Bradford pear trees are all over Ohio, but they’ll be banned in 2023
TOLEDO, Ohio (WTVG) - The white blossoms of the Bradford or Callery, pear tree are everywhere right now. The tree is popular for its beautiful blooms in spring and colors that last into autumn. But it’s about to be banned in The Buckeye State.
Even if you don’t know them by name, you’ve certainly seen them. They line neighborhoods and city streets just about everywhere.
The Bradford pear was first brought to the United States in the 1960s from Asia. Amy Stone is an Extension Educator with The Ohio State University based in Toledo. “The tree was originally brought to our country because it was resistant to something called fire blight. It’s a disease that can kill blossoms and shoots. Along the way, people decided they would be good landscaping trees. The original trees were sterile by themselves, but when new varieties were introduced, that is when the problems started to occur. The plants were crossed and the offspring had viable seeds that were eaten by the birds, processed, and then planted all over the region.”
They eventually became one of the most popular ornamental trees to plant. Decades later, they are causing serious problems. You’ve no doubt seen wild versions of the trees cropping up along highways and in wooded areas. “They are a generalist, so when they get into an area, they’ll knock out anything growing there before.”
The trees kill trees and plants that provide important food and habitat. “Those native plants that should be there are now gone. Those were food, and now we have a mono-culture for a short time, so there is nothing later in the season for the wildlife and pollinators.”
The Bradford pear joins dozens of others plants on the Ohio Department of Agriculture’s list of invasive species that are, or will soon be, banned in Ohio. “This is nothing new. We’ve dealt with plants not from here that have become established and then become prolific and problematic.”

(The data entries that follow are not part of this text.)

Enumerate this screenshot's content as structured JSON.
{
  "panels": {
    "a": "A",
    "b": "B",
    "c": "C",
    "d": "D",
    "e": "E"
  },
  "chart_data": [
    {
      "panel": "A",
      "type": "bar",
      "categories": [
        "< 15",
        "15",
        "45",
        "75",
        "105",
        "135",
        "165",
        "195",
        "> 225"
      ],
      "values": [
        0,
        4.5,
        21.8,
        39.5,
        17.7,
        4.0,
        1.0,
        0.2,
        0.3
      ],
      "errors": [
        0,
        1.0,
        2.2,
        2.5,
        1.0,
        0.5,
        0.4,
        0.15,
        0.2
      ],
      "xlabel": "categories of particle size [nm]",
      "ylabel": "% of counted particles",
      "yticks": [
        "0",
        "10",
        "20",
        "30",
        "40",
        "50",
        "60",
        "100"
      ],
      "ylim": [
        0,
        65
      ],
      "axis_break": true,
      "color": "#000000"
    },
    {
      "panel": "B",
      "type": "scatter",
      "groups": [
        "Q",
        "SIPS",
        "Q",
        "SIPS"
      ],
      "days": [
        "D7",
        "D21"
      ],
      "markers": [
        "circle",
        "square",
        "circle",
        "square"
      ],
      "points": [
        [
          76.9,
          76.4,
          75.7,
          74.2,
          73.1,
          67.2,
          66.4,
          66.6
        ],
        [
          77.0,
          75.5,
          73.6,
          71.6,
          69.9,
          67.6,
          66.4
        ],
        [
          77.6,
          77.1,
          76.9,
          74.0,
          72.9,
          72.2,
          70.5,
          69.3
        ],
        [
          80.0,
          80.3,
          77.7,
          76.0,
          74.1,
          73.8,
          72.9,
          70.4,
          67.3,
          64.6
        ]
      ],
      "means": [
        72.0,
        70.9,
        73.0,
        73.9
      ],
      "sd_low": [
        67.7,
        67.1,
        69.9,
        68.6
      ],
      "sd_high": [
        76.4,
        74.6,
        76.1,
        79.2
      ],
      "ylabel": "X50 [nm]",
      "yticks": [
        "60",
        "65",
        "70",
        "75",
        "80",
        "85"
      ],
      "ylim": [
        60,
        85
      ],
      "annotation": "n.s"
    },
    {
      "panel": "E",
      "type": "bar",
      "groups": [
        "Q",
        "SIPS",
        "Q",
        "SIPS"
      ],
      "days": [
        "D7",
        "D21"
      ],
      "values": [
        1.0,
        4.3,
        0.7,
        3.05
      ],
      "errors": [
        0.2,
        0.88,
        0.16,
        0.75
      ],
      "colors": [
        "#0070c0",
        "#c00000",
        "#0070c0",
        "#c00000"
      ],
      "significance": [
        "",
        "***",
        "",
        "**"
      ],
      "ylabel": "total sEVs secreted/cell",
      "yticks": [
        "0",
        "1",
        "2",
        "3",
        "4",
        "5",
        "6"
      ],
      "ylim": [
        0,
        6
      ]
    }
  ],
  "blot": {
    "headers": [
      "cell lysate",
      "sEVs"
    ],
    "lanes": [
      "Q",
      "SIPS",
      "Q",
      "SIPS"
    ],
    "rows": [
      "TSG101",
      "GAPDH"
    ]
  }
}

Existing trees do not have to be removed, but starting in 2023 it will be illegal to sell or plant the trees anywhere in the state. “If you have a Bradford pear nobody is going to require you to cut it down, but it’s an opportunity to do that and plant something else.”
Stone says there are plenty of other beautiful options that don’t threaten our native species. “If you like the white flower in spring, the serviceberry is a great native plant that could be a replacement. There are all sorts of plants to choose from depending on the space you have. As a homeowner, it is important to realize the impact your landscape can have beyond your landscape.”
Other states have already or will soon enact bans on the Bradford Pear Tree. Once again, you do not have to remove existing trees, and the Ohio ban takes effect in January.